- Born: William Roy MacKenzie February 14, 1883 River John, Pictou County, Nova Scotia
- Died: September 1957 (aged 73–74) River John, Pictou County, Nova Scotia
- Education: Dalhousie University (B.A., M.A.); Harvard University (M.A., PhD.); Dalhousie University (Honorary LLD)
- Occupations: folklorist, author
- Known for: Collecting songs and stories in Nova Scotia

= W. Roy MacKenzie =

Canadian folklorist and author

William Roy MacKenzie (commonly known as W. Roy MacKenzie) was a Canadian folklorist and writer who collected songs and ballads in Nova Scotia in the early 20th century.

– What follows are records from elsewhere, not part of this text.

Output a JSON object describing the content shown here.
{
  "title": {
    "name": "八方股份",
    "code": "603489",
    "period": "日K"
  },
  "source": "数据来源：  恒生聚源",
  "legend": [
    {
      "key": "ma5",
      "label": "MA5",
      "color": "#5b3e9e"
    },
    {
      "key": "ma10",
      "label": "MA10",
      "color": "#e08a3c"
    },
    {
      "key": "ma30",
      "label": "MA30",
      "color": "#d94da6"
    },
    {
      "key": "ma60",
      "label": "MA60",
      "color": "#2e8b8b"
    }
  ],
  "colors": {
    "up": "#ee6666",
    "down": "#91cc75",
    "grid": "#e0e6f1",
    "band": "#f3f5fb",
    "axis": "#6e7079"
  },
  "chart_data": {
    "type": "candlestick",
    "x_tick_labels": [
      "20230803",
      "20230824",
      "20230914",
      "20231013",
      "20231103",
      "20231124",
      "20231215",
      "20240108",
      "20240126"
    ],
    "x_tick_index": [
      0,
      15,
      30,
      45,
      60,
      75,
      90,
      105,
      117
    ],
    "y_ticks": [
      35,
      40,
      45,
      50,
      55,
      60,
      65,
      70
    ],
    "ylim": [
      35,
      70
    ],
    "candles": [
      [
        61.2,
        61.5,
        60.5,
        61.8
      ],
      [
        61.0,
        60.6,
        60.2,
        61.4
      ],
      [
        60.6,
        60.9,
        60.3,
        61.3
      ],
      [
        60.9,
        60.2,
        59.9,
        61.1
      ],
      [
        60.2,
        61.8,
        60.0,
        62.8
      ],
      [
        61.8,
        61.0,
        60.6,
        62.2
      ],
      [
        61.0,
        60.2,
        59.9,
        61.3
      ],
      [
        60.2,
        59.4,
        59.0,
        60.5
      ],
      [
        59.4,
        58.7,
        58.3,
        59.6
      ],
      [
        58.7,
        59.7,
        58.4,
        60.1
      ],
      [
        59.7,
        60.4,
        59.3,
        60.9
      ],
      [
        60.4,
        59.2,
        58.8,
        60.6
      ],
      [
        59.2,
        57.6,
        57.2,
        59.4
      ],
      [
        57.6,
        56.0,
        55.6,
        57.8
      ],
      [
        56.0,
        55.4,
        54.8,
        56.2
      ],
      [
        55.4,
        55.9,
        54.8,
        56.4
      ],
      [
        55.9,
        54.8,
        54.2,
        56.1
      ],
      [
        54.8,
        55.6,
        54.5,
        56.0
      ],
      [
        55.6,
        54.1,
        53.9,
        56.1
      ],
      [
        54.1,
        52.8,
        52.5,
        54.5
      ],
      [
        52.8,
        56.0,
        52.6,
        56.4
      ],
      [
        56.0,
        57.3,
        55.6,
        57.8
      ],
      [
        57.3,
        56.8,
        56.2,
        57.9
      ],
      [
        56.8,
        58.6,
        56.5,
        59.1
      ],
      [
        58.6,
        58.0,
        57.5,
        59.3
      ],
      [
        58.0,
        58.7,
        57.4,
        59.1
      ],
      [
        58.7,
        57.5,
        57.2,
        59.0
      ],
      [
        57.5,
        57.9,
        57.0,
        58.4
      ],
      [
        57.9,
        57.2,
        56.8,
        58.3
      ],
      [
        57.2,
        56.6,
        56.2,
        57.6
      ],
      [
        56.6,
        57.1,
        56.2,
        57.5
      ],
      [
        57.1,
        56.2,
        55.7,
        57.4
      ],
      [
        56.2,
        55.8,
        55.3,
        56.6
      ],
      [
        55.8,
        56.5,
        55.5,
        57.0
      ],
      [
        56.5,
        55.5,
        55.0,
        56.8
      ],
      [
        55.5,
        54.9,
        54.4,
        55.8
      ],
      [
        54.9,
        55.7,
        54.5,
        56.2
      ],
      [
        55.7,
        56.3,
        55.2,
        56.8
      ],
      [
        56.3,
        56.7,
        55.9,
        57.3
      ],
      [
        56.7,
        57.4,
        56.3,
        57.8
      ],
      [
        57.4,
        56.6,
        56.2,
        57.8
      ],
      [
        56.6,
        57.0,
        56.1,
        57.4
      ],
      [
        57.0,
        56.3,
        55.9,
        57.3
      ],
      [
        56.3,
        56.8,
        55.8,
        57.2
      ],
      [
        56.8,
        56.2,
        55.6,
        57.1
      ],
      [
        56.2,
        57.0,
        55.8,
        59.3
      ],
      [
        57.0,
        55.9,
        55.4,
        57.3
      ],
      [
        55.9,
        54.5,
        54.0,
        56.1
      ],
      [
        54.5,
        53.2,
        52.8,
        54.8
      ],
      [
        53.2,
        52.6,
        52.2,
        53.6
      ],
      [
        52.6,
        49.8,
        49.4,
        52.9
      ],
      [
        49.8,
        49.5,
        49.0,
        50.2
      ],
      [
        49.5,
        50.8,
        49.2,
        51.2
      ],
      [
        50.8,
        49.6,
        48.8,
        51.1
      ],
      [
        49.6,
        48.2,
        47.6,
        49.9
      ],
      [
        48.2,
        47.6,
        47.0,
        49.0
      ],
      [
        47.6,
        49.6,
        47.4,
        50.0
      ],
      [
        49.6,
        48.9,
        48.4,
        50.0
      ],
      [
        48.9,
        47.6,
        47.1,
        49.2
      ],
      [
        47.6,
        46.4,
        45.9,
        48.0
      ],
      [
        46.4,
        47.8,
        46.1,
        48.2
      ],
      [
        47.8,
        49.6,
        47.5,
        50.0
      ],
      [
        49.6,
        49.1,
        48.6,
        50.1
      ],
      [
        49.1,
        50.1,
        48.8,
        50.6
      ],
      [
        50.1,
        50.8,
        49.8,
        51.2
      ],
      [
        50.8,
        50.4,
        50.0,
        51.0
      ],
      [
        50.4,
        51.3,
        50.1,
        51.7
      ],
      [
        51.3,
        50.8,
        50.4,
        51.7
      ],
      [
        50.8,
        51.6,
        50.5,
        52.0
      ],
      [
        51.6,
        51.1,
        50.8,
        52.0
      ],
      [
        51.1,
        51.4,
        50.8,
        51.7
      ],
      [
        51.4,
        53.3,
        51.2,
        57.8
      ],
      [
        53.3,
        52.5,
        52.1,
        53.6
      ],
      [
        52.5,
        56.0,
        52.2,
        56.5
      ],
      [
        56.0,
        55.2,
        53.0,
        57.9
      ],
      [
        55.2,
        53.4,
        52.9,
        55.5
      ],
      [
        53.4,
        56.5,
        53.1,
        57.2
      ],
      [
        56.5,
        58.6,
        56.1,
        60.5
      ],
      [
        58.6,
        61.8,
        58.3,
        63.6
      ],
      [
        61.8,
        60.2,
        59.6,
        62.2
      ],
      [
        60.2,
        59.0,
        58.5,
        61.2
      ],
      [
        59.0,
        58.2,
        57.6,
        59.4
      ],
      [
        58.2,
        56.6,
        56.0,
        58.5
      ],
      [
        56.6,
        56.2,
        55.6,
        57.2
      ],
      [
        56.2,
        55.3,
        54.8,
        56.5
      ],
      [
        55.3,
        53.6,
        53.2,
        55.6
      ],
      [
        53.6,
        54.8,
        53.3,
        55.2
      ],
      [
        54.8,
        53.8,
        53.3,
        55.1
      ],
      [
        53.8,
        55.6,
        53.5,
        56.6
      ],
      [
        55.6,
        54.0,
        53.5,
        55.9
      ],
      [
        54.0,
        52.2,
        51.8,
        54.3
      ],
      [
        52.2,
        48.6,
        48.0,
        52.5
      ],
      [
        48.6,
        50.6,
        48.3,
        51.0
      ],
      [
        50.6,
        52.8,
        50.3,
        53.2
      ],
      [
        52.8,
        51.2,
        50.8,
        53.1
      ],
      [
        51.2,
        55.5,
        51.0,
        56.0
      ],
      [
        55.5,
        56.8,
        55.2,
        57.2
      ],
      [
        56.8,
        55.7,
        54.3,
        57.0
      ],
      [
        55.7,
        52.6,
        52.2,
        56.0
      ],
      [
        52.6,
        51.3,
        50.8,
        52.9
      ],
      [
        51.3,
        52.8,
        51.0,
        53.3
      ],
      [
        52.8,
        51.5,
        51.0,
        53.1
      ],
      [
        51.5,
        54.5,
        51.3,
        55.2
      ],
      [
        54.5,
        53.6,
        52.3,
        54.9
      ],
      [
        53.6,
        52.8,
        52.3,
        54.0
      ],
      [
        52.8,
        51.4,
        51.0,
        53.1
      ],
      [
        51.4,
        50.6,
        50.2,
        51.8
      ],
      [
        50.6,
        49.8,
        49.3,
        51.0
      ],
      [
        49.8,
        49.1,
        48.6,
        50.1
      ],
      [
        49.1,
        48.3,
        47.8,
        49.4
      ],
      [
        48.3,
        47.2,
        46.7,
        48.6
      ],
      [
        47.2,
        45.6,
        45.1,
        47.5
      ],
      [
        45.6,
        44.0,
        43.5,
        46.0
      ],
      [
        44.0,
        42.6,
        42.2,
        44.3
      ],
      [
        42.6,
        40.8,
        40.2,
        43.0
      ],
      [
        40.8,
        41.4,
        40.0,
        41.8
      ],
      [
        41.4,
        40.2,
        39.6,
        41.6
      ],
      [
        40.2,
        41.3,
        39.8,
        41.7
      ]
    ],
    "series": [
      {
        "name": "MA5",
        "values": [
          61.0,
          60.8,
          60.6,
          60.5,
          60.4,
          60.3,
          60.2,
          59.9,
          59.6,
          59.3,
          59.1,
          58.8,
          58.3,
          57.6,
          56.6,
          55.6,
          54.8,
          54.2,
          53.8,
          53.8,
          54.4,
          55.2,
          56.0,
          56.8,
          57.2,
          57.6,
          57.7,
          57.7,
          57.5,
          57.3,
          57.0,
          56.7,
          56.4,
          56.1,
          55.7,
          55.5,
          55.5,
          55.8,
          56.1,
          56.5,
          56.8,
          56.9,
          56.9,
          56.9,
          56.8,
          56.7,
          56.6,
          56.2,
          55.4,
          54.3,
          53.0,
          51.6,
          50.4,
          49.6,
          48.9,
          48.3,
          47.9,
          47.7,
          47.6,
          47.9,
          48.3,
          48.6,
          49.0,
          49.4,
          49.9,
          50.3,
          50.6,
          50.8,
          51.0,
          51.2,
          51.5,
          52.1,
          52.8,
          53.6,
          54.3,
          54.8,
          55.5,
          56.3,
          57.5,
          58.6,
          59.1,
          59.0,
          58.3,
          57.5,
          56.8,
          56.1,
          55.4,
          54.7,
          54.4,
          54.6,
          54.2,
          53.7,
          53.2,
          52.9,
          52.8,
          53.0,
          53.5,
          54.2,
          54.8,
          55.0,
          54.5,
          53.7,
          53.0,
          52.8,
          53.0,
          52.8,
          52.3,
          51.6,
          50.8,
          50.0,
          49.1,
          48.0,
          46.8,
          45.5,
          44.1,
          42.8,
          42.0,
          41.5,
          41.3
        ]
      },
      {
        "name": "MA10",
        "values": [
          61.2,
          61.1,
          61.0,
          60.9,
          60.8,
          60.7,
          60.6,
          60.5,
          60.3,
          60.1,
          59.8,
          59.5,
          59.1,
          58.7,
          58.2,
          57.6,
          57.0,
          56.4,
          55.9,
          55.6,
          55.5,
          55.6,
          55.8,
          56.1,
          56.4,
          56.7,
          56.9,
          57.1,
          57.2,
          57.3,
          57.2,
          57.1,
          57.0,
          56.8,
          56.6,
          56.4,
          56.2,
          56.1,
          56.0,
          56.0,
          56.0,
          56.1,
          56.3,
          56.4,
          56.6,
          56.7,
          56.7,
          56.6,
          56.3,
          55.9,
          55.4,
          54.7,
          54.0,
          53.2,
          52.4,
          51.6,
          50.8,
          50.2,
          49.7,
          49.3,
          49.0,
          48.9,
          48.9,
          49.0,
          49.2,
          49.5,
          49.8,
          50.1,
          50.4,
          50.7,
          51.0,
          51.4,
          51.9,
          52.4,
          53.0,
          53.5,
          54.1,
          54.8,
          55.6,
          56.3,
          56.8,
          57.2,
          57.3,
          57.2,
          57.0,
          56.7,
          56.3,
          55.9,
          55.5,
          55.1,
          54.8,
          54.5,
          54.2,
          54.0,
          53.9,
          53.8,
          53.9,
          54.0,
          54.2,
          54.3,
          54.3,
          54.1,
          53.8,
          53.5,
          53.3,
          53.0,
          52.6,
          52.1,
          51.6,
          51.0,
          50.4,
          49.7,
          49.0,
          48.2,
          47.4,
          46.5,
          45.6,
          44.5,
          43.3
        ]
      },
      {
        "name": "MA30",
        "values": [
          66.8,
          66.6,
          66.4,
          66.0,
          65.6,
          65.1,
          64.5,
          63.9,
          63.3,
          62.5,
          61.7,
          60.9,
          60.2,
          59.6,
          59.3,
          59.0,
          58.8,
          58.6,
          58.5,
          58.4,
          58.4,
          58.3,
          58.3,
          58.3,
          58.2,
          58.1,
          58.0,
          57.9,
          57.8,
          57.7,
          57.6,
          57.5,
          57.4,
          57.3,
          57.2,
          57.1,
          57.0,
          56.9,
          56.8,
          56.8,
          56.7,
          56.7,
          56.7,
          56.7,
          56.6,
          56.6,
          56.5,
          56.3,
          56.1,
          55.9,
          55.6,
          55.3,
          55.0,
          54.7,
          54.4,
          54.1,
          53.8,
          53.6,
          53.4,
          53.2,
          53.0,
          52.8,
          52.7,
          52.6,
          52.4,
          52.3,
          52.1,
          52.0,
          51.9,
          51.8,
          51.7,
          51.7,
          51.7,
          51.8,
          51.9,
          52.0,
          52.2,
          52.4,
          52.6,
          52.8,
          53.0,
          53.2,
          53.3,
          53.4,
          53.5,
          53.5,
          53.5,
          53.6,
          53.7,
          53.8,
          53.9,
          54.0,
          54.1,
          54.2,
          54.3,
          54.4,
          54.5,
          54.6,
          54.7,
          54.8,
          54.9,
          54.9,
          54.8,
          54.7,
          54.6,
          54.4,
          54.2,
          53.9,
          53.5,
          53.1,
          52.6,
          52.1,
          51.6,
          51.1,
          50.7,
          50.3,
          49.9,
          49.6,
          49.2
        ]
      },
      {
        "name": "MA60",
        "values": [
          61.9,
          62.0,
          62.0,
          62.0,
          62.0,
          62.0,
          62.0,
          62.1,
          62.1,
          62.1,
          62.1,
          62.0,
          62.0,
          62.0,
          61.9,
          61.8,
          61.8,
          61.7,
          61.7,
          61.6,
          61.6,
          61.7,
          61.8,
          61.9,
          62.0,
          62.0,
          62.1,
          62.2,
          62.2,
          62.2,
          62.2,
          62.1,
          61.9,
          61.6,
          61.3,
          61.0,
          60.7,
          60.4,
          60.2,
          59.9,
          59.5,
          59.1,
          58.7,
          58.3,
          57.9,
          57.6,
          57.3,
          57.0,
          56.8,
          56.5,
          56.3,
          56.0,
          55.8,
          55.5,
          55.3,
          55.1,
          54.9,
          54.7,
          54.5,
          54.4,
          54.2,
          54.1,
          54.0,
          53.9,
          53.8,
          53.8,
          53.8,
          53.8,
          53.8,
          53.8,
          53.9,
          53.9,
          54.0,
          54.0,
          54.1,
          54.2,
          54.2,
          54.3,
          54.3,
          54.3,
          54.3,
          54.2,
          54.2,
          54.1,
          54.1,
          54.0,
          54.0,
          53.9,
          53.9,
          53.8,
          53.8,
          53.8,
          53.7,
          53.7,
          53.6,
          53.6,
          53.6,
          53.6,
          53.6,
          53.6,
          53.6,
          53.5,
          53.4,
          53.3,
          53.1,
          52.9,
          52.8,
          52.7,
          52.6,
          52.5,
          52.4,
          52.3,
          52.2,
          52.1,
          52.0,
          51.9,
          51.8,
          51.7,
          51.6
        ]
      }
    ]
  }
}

==Influence of Francis Child==
While at Harvard, MacKenzie was among members of an increasingly prominent group of English professors influenced by the work of Francis James Child, an American folklorist who collected what is now known as the Child Ballads.

==Song collecting in Nova Scotia==
MacKenzie was the first of several people to collect songs in Nova Scotia, and his Ballads and Sea Songs remains an important collection of the province's traditional music. In his introduction to MacKenzie's 1909 article in the Journal of American Folklore, Kittredge noted that,
"The conditions in Nova Scotia have been such as to render the evidence which [MacKenzie] has collected highly typical. Several processes which we are often obliged to infer or to conjecture with respect to the course of tradition through long periods of time, have there gone on with such rapidity that their history may be followed by means of the recollection of living persons."

His work influenced Helen Creighton, one of Canada's most prolific song collectors. MacKenzie and Creighton are the most prominent collectors of Nova Scotia traditional songs, but others, such as Louise Manny, collected songs in the province as well.